Grace had been crying for her mom, and her dad. Ruth told her that he had gone to Saginaw instead, and that they would see him there. Plans kept changing every five minutes. Ruth said one thing, and then something else.
It just wasn’t fair.
She held Pidgey O Dollars close to her heart and then pressed her cheek against the new part of his face, the clean, white, plastic surgery part. She thought about how much she loved him for real. He understood everything. Maybe he knew what people were saying.
“Auntie . . . Mama, why are you speaking funny?”
“Because baby¸ the plane was sent to a different place.”
“Where are we?”
“A different place, that’s all.”
“How come we’re not in Chick Ah Go?’”
“Because. But be a good girl and don’t ask any more questions. Mama needs to concentrate.” Ruth was wheeling a carry-on, looking up at the television screens. Her eyes had changed color since that morning. Like magic. They were now blue. She looked weird.
Grace clutched her little pink backpack with wheels, trai
ling it behind her like a pink tail. Ruth told Grace they needed to move quickly, “as quick as deer,” she explained. But she was wearing high heels and a big cowboy hat so she didn’t move like a deer at all. Grace looked at other people who had bigger suitcases, with white tags stuck around the handles which said MEX. Were they all going to Saginaw, too?
“Come on baby, don’t dawdle, we have to be snappy, we have another plane to catch.”
Grace rolled her eyes. “But I’m tired. You said we were staying in a hotel in Chick—
“Please hush-up already about that! I told you we are going via a different route. Hold my hand, hurry up now, don’t drag your feet.”
The journey through the airport was endless, on and on it went like the inside of a snake. Turn left, turn right, straight on. Grace was hungry. She heard her tummy rumble. She wanted her mom. And her daddy.
“Look, this is taking forever, I’m going to carry you. Damn this goddamn princess backpack.” Ruth hoisted Grace onto her right hip and battled with the two pieces of luggage with her left hand, elbow and knees.
Grace didn’t understand why they had to hurry, only to wait in a long line five minutes later. A man in uniform took their passports.
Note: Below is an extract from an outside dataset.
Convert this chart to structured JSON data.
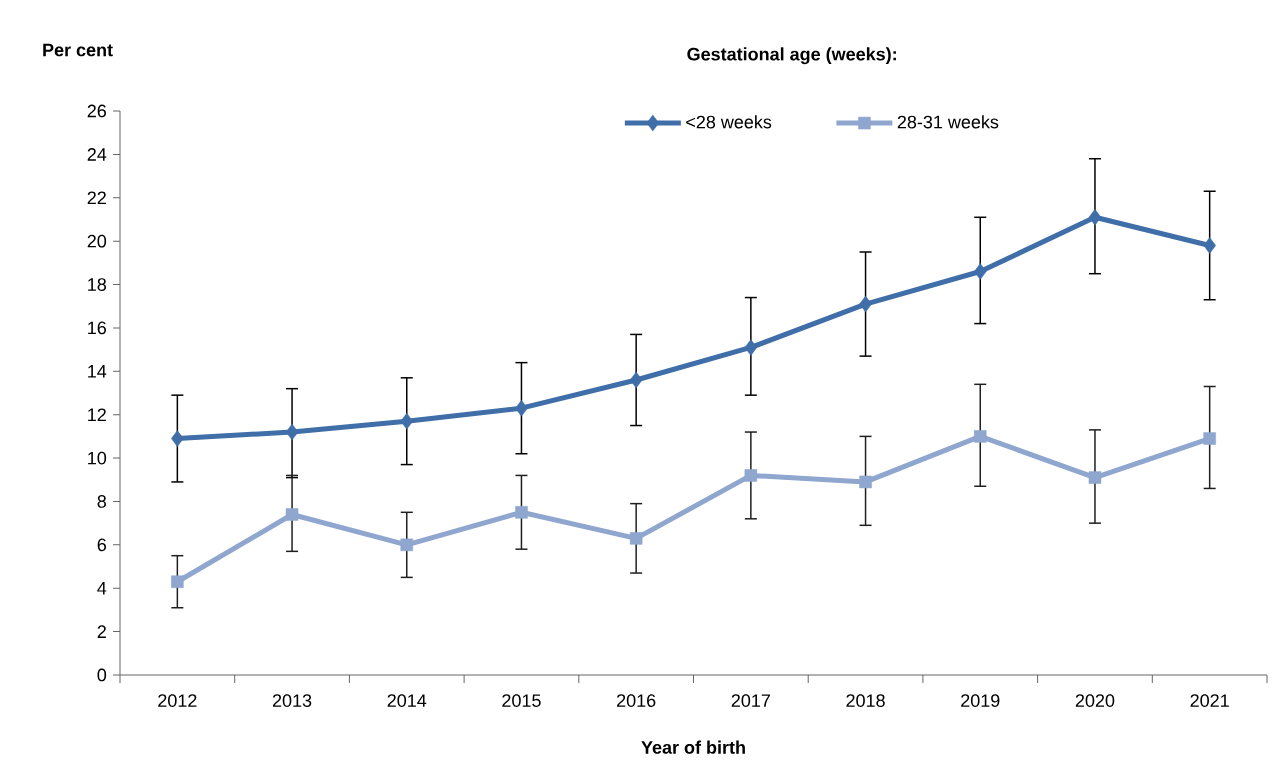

He looked at them carefully.
“That’s Mommy! That’s a picture of Mommy!” Grace shouted, pointing at one of the passports.
“That’s right, baby. That’s me.” Ruth cackled. “That’s Mommy.”
Grace stamped her foot. “But that’s Mommy!”
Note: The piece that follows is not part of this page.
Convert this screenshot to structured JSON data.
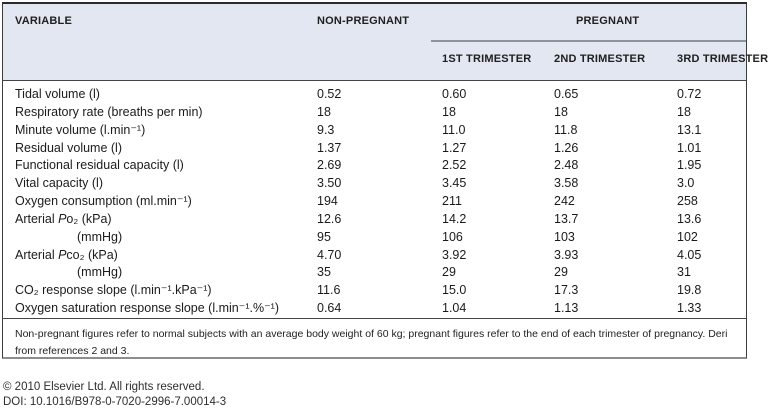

The man handed the passports back and said something Grace didn’t understand. Then he smiled.
Ruth took her by her skinny, upper arm. It pinched. “Now look!” she whispered in a hiss, “remember what I told you about the Bogeymen? There are a lot, all dressed up in normal clothes but they are everywhere. They are watching. Even the walls have eyes. Now be a good girl and don’t say a word.”
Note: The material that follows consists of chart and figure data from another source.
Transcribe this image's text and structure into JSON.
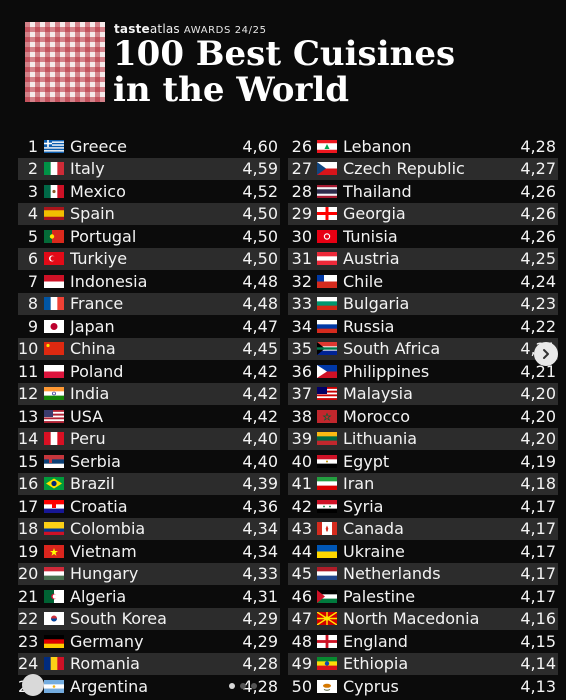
{
  "header": {
    "brand_bold": "taste",
    "brand_light": "atlas",
    "awards": "AWARDS 24/25",
    "title_line1": "100 Best Cuisines",
    "title_line2": "in the World"
  },
  "rankings_left": [
    {
      "rank": "1",
      "country": "Greece",
      "score": "4,60",
      "flag": "greece-flag"
    },
    {
      "rank": "2",
      "country": "Italy",
      "score": "4,59",
      "flag": "italy-flag"
    },
    {
      "rank": "3",
      "country": "Mexico",
      "score": "4,52",
      "flag": "mexico-flag"
    },
    {
      "rank": "4",
      "country": "Spain",
      "score": "4,50",
      "flag": "spain-flag"
    },
    {
      "rank": "5",
      "country": "Portugal",
      "score": "4,50",
      "flag": "portugal-flag"
    },
    {
      "rank": "6",
      "country": "Turkiye",
      "score": "4,50",
      "flag": "turkiye-flag"
    },
    {
      "rank": "7",
      "country": "Indonesia",
      "score": "4,48",
      "flag": "indonesia-flag"
    },
    {
      "rank": "8",
      "country": "France",
      "score": "4,48",
      "flag": "france-flag"
    },
    {
      "rank": "9",
      "country": "Japan",
      "score": "4,47",
      "flag": "japan-flag"
    },
    {
      "rank": "10",
      "country": "China",
      "score": "4,45",
      "flag": "china-flag"
    },
    {
      "rank": "11",
      "country": "Poland",
      "score": "4,42",
      "flag": "poland-flag"
    },
    {
      "rank": "12",
      "country": "India",
      "score": "4,42",
      "flag": "india-flag"
    },
    {
      "rank": "13",
      "country": "USA",
      "score": "4,42",
      "flag": "usa-flag"
    },
    {
      "rank": "14",
      "country": "Peru",
      "score": "4,40",
      "flag": "peru-flag"
    },
    {
      "rank": "15",
      "country": "Serbia",
      "score": "4,40",
      "flag": "serbia-flag"
    },
    {
      "rank": "16",
      "country": "Brazil",
      "score": "4,39",
      "flag": "brazil-flag"
    },
    {
      "rank": "17",
      "country": "Croatia",
      "score": "4,36",
      "flag": "croatia-flag"
    },
    {
      "rank": "18",
      "country": "Colombia",
      "score": "4,34",
      "flag": "colombia-flag"
    },
    {
      "rank": "19",
      "country": "Vietnam",
      "score": "4,34",
      "flag": "vietnam-flag"
    },
    {
      "rank": "20",
      "country": "Hungary",
      "score": "4,33",
      "flag": "hungary-flag"
    },
    {
      "rank": "21",
      "country": "Algeria",
      "score": "4,31",
      "flag": "algeria-flag"
    },
    {
      "rank": "22",
      "country": "South Korea",
      "score": "4,29",
      "flag": "south-korea-flag"
    },
    {
      "rank": "23",
      "country": "Germany",
      "score": "4,29",
      "flag": "germany-flag"
    },
    {
      "rank": "24",
      "country": "Romania",
      "score": "4,28",
      "flag": "romania-flag"
    },
    {
      "rank": "25",
      "country": "Argentina",
      "score": "4,28",
      "flag": "argentina-flag"
    }
  ],
  "rankings_right": [
    {
      "rank": "26",
      "country": "Lebanon",
      "score": "4,28",
      "flag": "lebanon-flag"
    },
    {
      "rank": "27",
      "country": "Czech Republic",
      "score": "4,27",
      "flag": "czech-republic-flag"
    },
    {
      "rank": "28",
      "country": "Thailand",
      "score": "4,26",
      "flag": "thailand-flag"
    },
    {
      "rank": "29",
      "country": "Georgia",
      "score": "4,26",
      "flag": "georgia-flag"
    },
    {
      "rank": "30",
      "country": "Tunisia",
      "score": "4,26",
      "flag": "tunisia-flag"
    },
    {
      "rank": "31",
      "country": "Austria",
      "score": "4,25",
      "flag": "austria-flag"
    },
    {
      "rank": "32",
      "country": "Chile",
      "score": "4,24",
      "flag": "chile-flag"
    },
    {
      "rank": "33",
      "country": "Bulgaria",
      "score": "4,23",
      "flag": "bulgaria-flag"
    },
    {
      "rank": "34",
      "country": "Russia",
      "score": "4,22",
      "flag": "russia-flag"
    },
    {
      "rank": "35",
      "country": "South Africa",
      "score": "4,21",
      "flag": "south-africa-flag"
    },
    {
      "rank": "36",
      "country": "Philippines",
      "score": "4,21",
      "flag": "philippines-flag"
    },
    {
      "rank": "37",
      "country": "Malaysia",
      "score": "4,20",
      "flag": "malaysia-flag"
    },
    {
      "rank": "38",
      "country": "Morocco",
      "score": "4,20",
      "flag": "morocco-flag"
    },
    {
      "rank": "39",
      "country": "Lithuania",
      "score": "4,20",
      "flag": "lithuania-flag"
    },
    {
      "rank": "40",
      "country": "Egypt",
      "score": "4,19",
      "flag": "egypt-flag"
    },
    {
      "rank": "41",
      "country": "Iran",
      "score": "4,18",
      "flag": "iran-flag"
    },
    {
      "rank": "42",
      "country": "Syria",
      "score": "4,17",
      "flag": "syria-flag"
    },
    {
      "rank": "43",
      "country": "Canada",
      "score": "4,17",
      "flag": "canada-flag"
    },
    {
      "rank": "44",
      "country": "Ukraine",
      "score": "4,17",
      "flag": "ukraine-flag"
    },
    {
      "rank": "45",
      "country": "Netherlands",
      "score": "4,17",
      "flag": "netherlands-flag"
    },
    {
      "rank": "46",
      "country": "Palestine",
      "score": "4,17",
      "flag": "palestine-flag"
    },
    {
      "rank": "47",
      "country": "North Macedonia",
      "score": "4,16",
      "flag": "north-macedonia-flag"
    },
    {
      "rank": "48",
      "country": "England",
      "score": "4,15",
      "flag": "england-flag"
    },
    {
      "rank": "49",
      "country": "Ethiopia",
      "score": "4,14",
      "flag": "ethiopia-flag"
    },
    {
      "rank": "50",
      "country": "Cyprus",
      "score": "4,13",
      "flag": "cyprus-flag"
    }
  ],
  "controls": {
    "next_icon": "chevron-right-icon",
    "page_dots": 3,
    "active_dot": 0
  },
  "colors": {
    "background": "#0b0b0b",
    "row_stripe": "#2c2c2c",
    "text": "#f3f3f3",
    "logo_red": "#b82c3a"
  }
}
Ruth was wearing her Joker Face again. She had on a huge smile but her voice was mean. Then Grace noticed that the people ahead of her in line started taking off their jackets. Were the Bogeymen making them take off their clothing? They were removing their belts and shoes, undressing in front of each other! They put keys and money and laptops into big plastic dishes. Did they have to give away their laptops and the keys to their houses to the Bogeymen? Would they find her secret pen hidden inside Carrot? Would they want to take it away from her? Tears filled her amber eyes and slid like raindrops down her cheeks. She watched and waited while the Bogeymen felt the people up and down all over their bodies with big, black-gloved hands. There were Bogey Women too, touching the ladies. She wondered if that part was going to tickle.